Approaching All Relationships With Discipleship In View

Jesus called his disciples not just to do a bunch of powerful stuff, but to be with Him.

Peter and John weren’t just noted as men who did some powerful stuff, they were noted as men who had been with Jesus.

These are two principles that were brought out in last Sunday evening’s volunteer training.

What followed that evening were several specific thoughts about relationships as we seek to make disciples. Here’s what stood out most to me: flexibility.

The question took the form that went something like this:

Are you willing to meet people where they are, or are you frustrated because people you meet aren’t where you are?

This is a statement that will stick with me for a while. Let me give three practical examples in church life.

1. Kids and families in programs.

If you run a program, it is very easy to focus on running the program.  I ran programs for 10 years in youth ministry, and they were important times. They teach discipline, structure, and have great opportunities for formal instruction and relationship building.

But, many times there are people who are new to the structure.  Praise God for that.  What is wrong is to expect everyone to assimilate quickly into the structure and to emphasize the structure over the relationship.  Consider the background, situation, and the set of difficulties any child may have. Consider the family’s relationship with the church and Jesus. Have they ever been told of this glorious Jesus we meet? God forbid our commitment to structure and outward form is a hindrance to sharing the precious truth of salvation!

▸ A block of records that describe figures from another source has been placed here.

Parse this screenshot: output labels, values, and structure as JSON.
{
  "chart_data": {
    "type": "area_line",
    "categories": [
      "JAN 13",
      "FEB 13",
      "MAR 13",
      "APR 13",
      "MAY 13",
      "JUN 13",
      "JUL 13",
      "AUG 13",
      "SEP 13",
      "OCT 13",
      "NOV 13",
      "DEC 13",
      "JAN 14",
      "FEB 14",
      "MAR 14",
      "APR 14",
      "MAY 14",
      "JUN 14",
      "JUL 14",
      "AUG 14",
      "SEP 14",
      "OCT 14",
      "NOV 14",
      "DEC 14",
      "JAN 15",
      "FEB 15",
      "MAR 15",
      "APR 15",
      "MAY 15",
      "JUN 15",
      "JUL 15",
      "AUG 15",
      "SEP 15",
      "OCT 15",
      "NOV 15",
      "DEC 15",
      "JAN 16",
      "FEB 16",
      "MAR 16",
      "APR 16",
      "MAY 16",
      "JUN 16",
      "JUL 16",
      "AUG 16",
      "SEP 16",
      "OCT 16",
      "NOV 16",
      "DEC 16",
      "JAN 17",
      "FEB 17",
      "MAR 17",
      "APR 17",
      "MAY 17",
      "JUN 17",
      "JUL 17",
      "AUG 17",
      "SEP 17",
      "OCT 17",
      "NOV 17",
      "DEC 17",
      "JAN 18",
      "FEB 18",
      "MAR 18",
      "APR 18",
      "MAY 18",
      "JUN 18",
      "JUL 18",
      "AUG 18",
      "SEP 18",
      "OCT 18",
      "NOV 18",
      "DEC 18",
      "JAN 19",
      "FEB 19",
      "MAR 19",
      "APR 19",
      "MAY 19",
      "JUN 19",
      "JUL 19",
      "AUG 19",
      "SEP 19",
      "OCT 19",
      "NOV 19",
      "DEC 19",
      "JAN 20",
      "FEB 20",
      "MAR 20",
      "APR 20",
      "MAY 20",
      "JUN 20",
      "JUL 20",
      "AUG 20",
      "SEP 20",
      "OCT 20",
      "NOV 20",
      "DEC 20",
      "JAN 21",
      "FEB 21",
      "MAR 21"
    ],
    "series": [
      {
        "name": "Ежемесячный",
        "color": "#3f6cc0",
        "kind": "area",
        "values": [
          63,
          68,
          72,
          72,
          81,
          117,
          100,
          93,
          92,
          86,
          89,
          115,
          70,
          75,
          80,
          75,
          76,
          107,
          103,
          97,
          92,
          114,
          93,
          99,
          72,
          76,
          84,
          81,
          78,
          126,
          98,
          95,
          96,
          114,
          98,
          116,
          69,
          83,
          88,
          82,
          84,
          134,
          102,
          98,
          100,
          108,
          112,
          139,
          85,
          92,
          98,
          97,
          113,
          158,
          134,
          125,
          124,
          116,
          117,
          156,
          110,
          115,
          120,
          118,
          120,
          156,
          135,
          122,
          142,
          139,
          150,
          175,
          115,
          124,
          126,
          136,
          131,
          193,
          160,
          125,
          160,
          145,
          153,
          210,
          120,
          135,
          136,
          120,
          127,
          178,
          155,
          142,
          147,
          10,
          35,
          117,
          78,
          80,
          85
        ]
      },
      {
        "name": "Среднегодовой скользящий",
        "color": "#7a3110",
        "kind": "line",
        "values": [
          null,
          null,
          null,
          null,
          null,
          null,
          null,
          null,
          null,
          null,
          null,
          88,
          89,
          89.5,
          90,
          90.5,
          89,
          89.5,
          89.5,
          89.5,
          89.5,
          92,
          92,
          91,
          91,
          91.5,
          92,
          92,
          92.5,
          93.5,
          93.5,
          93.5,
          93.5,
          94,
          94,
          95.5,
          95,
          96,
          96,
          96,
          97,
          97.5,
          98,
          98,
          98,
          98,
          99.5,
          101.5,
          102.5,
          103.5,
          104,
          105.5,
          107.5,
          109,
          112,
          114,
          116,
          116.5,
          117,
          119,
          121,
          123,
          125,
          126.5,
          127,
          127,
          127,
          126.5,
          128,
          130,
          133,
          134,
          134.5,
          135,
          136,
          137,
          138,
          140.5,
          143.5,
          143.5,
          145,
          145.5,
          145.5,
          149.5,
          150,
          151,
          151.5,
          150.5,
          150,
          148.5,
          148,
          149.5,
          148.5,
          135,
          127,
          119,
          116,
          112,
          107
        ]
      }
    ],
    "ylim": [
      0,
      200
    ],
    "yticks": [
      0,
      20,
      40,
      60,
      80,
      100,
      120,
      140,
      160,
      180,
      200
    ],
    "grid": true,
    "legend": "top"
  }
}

A “flexible” program worker and leader will be challenged to show a lot of love as we meet kids and families where they are.

2. Total strangers.

Sometimes total strangers attend worship or come up to us while we’re around the building.  We shouldn’t be freaked out when this happens. We should do whatever we can do to try to understand where they’re coming from and show them love.  We should try to do our best in these situations with the time we have. We should not be frustrated that someone has need.  We should love them, show them respect, and keep in mind practical things like safety and basic discernment.

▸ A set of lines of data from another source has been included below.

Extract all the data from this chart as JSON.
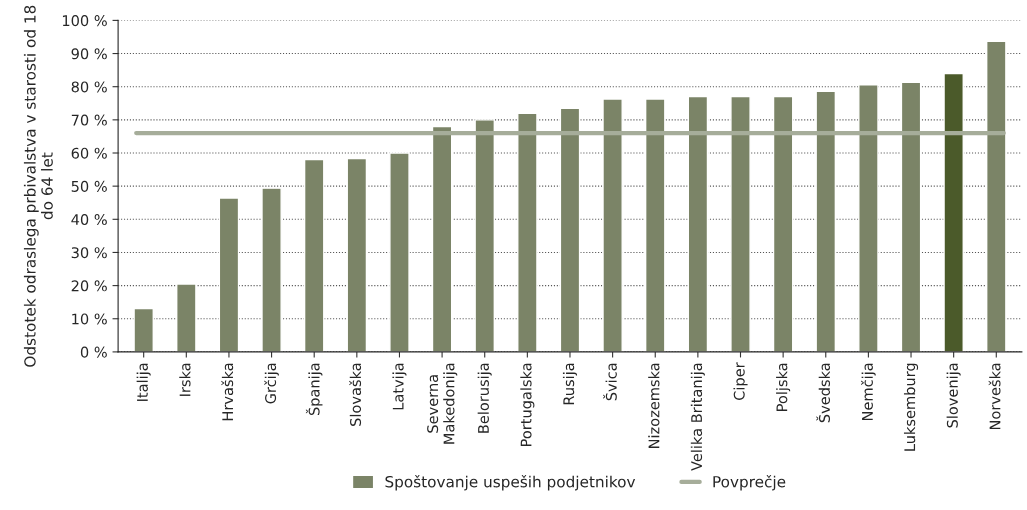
{
  "chart_data": {
    "type": "bar",
    "ylabel": "Odstotek odraslega prbivalstva v starosti od 18 do 64 let",
    "categories": [
      "Italija",
      "Irska",
      "Hrvaška",
      "Grčija",
      "Španija",
      "Slovaška",
      "Latvija",
      "Severna Makedonija",
      "Belorusija",
      "Portugalska",
      "Rusija",
      "Švica",
      "Nizozemska",
      "Velika Britanija",
      "Ciper",
      "Poljska",
      "Švedska",
      "Nemčija",
      "Luksemburg",
      "Slovenija",
      "Norveška"
    ],
    "series": [
      {
        "name": "Spoštovanje uspeših podjetnikov",
        "color": "#7b8467",
        "colors": [
          "#7b8467",
          "#7b8467",
          "#7b8467",
          "#7b8467",
          "#7b8467",
          "#7b8467",
          "#7b8467",
          "#7b8467",
          "#7b8467",
          "#7b8467",
          "#7b8467",
          "#7b8467",
          "#7b8467",
          "#7b8467",
          "#7b8467",
          "#7b8467",
          "#7b8467",
          "#7b8467",
          "#7b8467",
          "#4b5a2a",
          "#7b8467"
        ],
        "values": [
          13.1,
          20.5,
          46.4,
          49.4,
          58,
          58.3,
          60,
          68,
          70,
          72,
          73.5,
          76.3,
          76.3,
          77,
          77,
          77,
          78.6,
          80.6,
          81.3,
          84,
          93.7
        ]
      }
    ],
    "ylim": [
      0,
      100
    ],
    "yticks": [
      {
        "value": 0,
        "label": "0 %"
      },
      {
        "value": 10,
        "label": "10 %"
      },
      {
        "value": 20,
        "label": "20 %"
      },
      {
        "value": 30,
        "label": "30 %"
      },
      {
        "value": 40,
        "label": "40 %"
      },
      {
        "value": 50,
        "label": "50 %"
      },
      {
        "value": 60,
        "label": "60 %"
      },
      {
        "value": 70,
        "label": "70 %"
      },
      {
        "value": 80,
        "label": "80 %"
      },
      {
        "value": 90,
        "label": "90 %"
      },
      {
        "value": 100,
        "label": "100 %"
      }
    ],
    "ref_lines": [
      {
        "axis": "y",
        "value": 66,
        "label": "Povprečje",
        "color": "#a6ad9a",
        "line_style": "solid"
      }
    ],
    "grid": "y",
    "legend": "bottom"
  }
}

If our attitude is to get strangers to “go away”, then we fail to help on every level.  Discipleship meets people where they are, just like Jesus did.  Discipleship also desires the best for people, so being able to speak the truth in love is something we should always ask God for the grace to do. Let’s pray that these encounters can open doors for relationships!

3. Long time Christians.

If you are a Christian who’s believed for a number of years, this is difficult.  Why? Because the gap is bigger between where you are and where you were.  You’ve been in Christ and enjoying His benefits for a longer period of time.  Times of trouble, need, chaos, etc. are either far behind you or were never present in your life. The flexibility to meet someone where they are is something you MUST ask God for, knowing that He alone can provide that.

Summing Up . . . 

If we develop this flexibility as a local church, people WILL feel welcomed and not judged.  After all, that is the goal.  We want people to feel welcome.  We want the truth to be told.  Telling the truth without welcoming people can be disastrous.

God, make us more flexible servants, ready to respond and show love in ways that challenge us and glorify you!